The start of the second half of Glee's freshman season starts tonight. There are a million reasons to love this show, but we always come back for the tunes. These are our favorites so far.

When it comes to assessing entertainment, the only things we really need to hold our attention are costume changes and production numbers. Luckily, this show has plenty of both. It also has lots of serious contradictory emotion surrounding these little ditties. Not only did we consider the quality of the music and the choreography, but also the emotional impact that it had in the show. Sure there were some song choices that didn't always jibe with the storyline, but usually the writers pick exactly the right song for the right moment. We can't wait to see what's coming, but here is what we liked so far, in chronological order.

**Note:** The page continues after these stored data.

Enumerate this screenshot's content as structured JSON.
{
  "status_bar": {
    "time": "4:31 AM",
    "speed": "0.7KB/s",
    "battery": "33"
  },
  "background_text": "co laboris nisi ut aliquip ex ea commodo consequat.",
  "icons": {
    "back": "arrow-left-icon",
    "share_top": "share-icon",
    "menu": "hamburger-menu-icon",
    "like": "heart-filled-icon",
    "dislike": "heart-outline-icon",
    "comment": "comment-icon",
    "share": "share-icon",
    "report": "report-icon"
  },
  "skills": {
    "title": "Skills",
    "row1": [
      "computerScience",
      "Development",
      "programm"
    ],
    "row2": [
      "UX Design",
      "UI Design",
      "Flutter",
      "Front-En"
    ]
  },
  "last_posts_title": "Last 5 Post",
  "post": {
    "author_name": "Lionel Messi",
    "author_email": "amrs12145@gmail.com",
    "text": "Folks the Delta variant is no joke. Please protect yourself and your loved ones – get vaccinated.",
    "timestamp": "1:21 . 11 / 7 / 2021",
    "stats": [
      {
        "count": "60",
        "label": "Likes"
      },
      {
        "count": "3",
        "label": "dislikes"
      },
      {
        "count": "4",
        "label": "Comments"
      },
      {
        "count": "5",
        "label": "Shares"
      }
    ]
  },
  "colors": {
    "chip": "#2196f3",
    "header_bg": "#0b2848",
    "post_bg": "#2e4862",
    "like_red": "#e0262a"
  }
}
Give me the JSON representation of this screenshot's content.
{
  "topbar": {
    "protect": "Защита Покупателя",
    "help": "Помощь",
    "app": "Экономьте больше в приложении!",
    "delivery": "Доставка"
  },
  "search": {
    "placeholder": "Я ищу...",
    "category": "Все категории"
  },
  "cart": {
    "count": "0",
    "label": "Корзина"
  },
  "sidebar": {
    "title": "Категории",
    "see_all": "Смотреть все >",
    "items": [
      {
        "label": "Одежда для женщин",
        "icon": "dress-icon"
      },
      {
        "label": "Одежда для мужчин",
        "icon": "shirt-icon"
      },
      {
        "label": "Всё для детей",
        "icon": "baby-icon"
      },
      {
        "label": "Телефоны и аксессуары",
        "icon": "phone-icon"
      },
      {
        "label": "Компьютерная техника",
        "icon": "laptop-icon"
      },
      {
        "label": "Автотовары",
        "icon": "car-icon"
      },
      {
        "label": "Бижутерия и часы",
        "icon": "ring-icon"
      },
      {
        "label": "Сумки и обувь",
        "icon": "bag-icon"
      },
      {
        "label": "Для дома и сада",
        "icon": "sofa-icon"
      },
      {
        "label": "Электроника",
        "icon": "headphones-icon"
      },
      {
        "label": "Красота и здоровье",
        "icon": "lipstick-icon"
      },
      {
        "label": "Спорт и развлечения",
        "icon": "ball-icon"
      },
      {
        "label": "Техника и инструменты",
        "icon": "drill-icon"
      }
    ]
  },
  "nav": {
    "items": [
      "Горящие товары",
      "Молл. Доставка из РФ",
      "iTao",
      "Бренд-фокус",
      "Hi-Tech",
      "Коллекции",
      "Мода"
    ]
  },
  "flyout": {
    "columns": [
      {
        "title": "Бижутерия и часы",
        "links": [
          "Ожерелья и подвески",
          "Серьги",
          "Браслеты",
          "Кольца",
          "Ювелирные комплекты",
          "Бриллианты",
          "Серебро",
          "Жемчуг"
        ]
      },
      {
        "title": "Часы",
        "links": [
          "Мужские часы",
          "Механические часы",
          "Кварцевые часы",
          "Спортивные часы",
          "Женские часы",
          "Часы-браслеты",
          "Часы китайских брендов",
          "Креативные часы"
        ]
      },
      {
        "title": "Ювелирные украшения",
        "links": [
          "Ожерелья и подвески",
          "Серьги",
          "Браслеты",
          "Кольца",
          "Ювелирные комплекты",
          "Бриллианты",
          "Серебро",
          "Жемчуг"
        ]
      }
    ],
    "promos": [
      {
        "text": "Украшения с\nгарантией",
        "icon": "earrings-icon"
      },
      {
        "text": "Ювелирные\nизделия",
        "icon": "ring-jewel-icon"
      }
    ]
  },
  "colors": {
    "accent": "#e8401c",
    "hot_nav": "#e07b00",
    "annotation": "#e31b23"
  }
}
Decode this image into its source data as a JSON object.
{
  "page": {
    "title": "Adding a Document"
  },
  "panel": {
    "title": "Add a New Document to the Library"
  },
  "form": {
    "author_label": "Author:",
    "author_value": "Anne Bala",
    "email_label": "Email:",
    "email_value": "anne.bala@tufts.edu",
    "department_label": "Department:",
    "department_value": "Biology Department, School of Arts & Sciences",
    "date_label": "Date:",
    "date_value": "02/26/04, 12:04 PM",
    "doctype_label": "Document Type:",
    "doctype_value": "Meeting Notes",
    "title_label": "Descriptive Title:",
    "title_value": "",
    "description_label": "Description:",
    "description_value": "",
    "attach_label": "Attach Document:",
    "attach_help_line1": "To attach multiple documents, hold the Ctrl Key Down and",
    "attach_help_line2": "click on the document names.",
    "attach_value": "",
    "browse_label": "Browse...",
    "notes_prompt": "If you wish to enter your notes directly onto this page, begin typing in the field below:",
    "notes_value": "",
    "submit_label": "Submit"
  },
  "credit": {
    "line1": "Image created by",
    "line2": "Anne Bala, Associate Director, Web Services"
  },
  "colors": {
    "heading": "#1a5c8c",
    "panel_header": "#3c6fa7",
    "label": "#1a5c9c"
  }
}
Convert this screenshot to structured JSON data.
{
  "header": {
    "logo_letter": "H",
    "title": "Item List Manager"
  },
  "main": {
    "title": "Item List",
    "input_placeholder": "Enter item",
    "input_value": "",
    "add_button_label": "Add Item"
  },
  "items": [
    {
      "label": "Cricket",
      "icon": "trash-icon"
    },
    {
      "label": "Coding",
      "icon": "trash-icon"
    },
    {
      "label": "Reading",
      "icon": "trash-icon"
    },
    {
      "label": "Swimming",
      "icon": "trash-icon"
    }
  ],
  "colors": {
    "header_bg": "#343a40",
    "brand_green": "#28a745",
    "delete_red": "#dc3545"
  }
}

"Bust Your Windows": This song had a lot of firsts in it. It was the first time we really saw Mercedes let loose, the first time the music took itself out of the action to take place in some nether universe of performance, and the first time we saw that Glee could do wonders with songs we've never heard before. This Jazmine Sullivan track was relatively obscure before Fox got its hands on it and broadcast it to the four winds, and even though this was the first time we heard it, its tough-minded and angry sentiment was perfect for a moment when Mercedes feels wronged because babygay Kurt doesn't love her back.

"Maybe This Time": I am possibly a little biased because this classic from the movie Cabaret is one of my favorite songs of all time, but it was ideal in the hands of boozy April (guest star Kristin Chenoweth) begging for a second chance and wannabe star Rachael trying to bust out of high school obscurity. It really is the perfect anthem for Glee itself, a combination of hope and pathos sung by a self-confessed loser who is doing the only thing she knows how to find her way to acceptance and glory. It doesn't hurt that both these ladies have killer voices and the interchange between the two characters—two sides of the same coin even if they don't know it yet—was pitch perfect.

"You Keep Me Hangin' On": There is nothing on the face of the earth that is going to stop me from loving a choreographed cheerleader number. Oh, Quinny, you're so fine, you're so fine, you blow my mind! The dancing is amazing and the updated arrangement of this R&B classic is spectacular, but this song also combines another great Glee contradiction: flinty toughness during times of defeat. Quinn pleads for her man Finn, her adversary Rachael, her coach Sue Motherfucking Sylvester, and everyone at school to set her pregnant ass free. Not only does she feel wronged by everyone, but oppressed as well. But she's gonna get through it—with high kicks, no less.

"Proud Mary": My personal favorite of New Directions' competitive numbers is this wheelchair-bound take on the Creedence Clearwater Revival standard. Everything that the titular glee club puts on stage has great singing and wonderful step-ball-change moves, but what is special about this one is that everyone was doing it to try to make wheelchair-bound Artie feel welcome and accepted. This was so well done, that those mean girls from Jane Addams Girls Choir stole it at sectionals. They had the steps down, but they are lacking the heart that makes me well up every time I see this.

"You Can't Always Get What You Want": Yes, this Rolling Stone ballad is a little played out. Yes, I don't particularly enjoy Finn's voice. Yes, the step-touchiness of the whole thing is a little bland. But still, still, this was a very powerful number. Maybe it's knowing that Mr. Schuester is on the phone listening to it all go down, maybe it's knowing that this is what our band of lovable losers has been working to all season, maybe it's the combination of triumph and disappointment (another one of those Glee contradictions), but this—rather than Rachael's scene-hogging "Don't Rain on My Parade"—was the real winner in the final episode.